Budgeting Toward Financial Freedom

Money is not the root of all evil. Really, “the love of money is the root of all evil.” (Paul of Tarsus, A.D. 60). Our family has found financial freedom not through large amounts of material wealth, but in the secret of learning how to master money, instead of being a slave to it. Everyone uses money, and while budgets may help, we have learned key values which influence how we budget and manage money.

The world around us is for our use, not our abuse. If we lose sight of this, our personal resources (including relationships and material goods) diminish without renewal. We have a divine charge to take dominion while replenishing – avoiding the extremes of absolute preservation and annihilation. We plant a garden almost every year. Even though it only supplements, with time we will be able to grow more and offset grocery costs and be healthier for it. We also have learned to be more creative – turning “trash into treasure”, avoiding waste, and also stretching our innovative and inventive capacities.

Giving and receiving is a better way to live than merely “buying and selling”. Merchandising is part of interaction in this world, but this can never replace genuine friendships and Mr. Roger-esque values of neighborliness. So much expense can be offset by living in a culture that gives away things they don’t need (excess) in the prospect of receiving something they do. Here are two great places to find a community who is already living this way:

Other social networks can provide a forum or shout-out for these exchanges. However, we have also seen the greater importance of giving to those truly in need, without any expectation for a return. We actually make room in our budget every month for this, so we don’t have an excuse when we see a need – the money is already set aside for this.

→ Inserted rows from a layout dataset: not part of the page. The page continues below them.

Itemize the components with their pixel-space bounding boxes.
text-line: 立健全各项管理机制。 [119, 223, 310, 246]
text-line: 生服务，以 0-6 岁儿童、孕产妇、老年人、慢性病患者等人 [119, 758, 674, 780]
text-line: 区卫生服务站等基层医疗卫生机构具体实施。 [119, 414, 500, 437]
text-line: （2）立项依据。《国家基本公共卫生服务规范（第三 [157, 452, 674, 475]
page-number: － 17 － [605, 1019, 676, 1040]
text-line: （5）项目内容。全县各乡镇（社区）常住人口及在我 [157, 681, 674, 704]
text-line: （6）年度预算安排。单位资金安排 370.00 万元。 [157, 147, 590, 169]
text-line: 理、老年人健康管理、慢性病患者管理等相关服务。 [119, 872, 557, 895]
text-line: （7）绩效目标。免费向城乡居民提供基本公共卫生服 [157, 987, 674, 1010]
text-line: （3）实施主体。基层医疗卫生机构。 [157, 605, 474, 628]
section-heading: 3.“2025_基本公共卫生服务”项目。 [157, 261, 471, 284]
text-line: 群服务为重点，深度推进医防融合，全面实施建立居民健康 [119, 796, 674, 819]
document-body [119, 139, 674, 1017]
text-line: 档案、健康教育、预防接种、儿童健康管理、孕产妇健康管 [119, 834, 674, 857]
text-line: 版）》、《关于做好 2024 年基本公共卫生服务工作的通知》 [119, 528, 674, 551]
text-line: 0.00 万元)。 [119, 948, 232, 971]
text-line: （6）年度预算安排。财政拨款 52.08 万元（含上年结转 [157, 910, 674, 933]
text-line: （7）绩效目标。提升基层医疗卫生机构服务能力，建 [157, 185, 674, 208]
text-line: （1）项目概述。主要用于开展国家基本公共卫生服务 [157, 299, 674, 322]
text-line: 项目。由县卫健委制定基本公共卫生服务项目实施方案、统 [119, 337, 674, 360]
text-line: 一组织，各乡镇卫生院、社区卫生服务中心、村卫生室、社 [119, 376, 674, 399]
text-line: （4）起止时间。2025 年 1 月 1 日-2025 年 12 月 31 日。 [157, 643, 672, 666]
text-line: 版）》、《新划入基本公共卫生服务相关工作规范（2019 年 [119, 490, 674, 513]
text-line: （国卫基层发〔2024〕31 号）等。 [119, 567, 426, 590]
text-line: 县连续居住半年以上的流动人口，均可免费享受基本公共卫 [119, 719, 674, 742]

Living simply, with contentment, and a pure heart is great gain. We don’t weary ourselves to become rich, compare ourselves to other people, or try to keep up. We work honestly and diligently – producing something useful that others need and want, trusting that everything will be provided, just like for the birds and animals. At the core of our budget is peace. We resist laziness, covetousness, greed, lust, pride, and impatience, since all of these work against meeting our budget. Instead, we strive toward industry, contentment, thankfulness, humility and patience. There is profit in all labor, so we do what is in front of us, even if it has no apparent financial gain. If we can live without for a time, we do, until we can find it cheaper or can afford it. We love garage sales and have often found nice things deeply discounted. We have also learned to bargain and negotiate – even in unlikely places.

Financial benefits are extremely essential under such circumstances because budget constraints prevent us from buying the best products in town and we are left with no choice but to get used to second hand ones but PillarWM, an investment scheme management has turned out to be the savior of such people that can invest wisely for the future and reap its benefits in due course.

We pray. Some people underestimate the value of faith with regards to their finances. We pray over our finances, over our shopping lists, and against a spirit of poverty and worry. We thank God and seek Him for wisdom (since He knows all things) and provision (since He owns all things), asking Him to set us free and truly bless us. He has.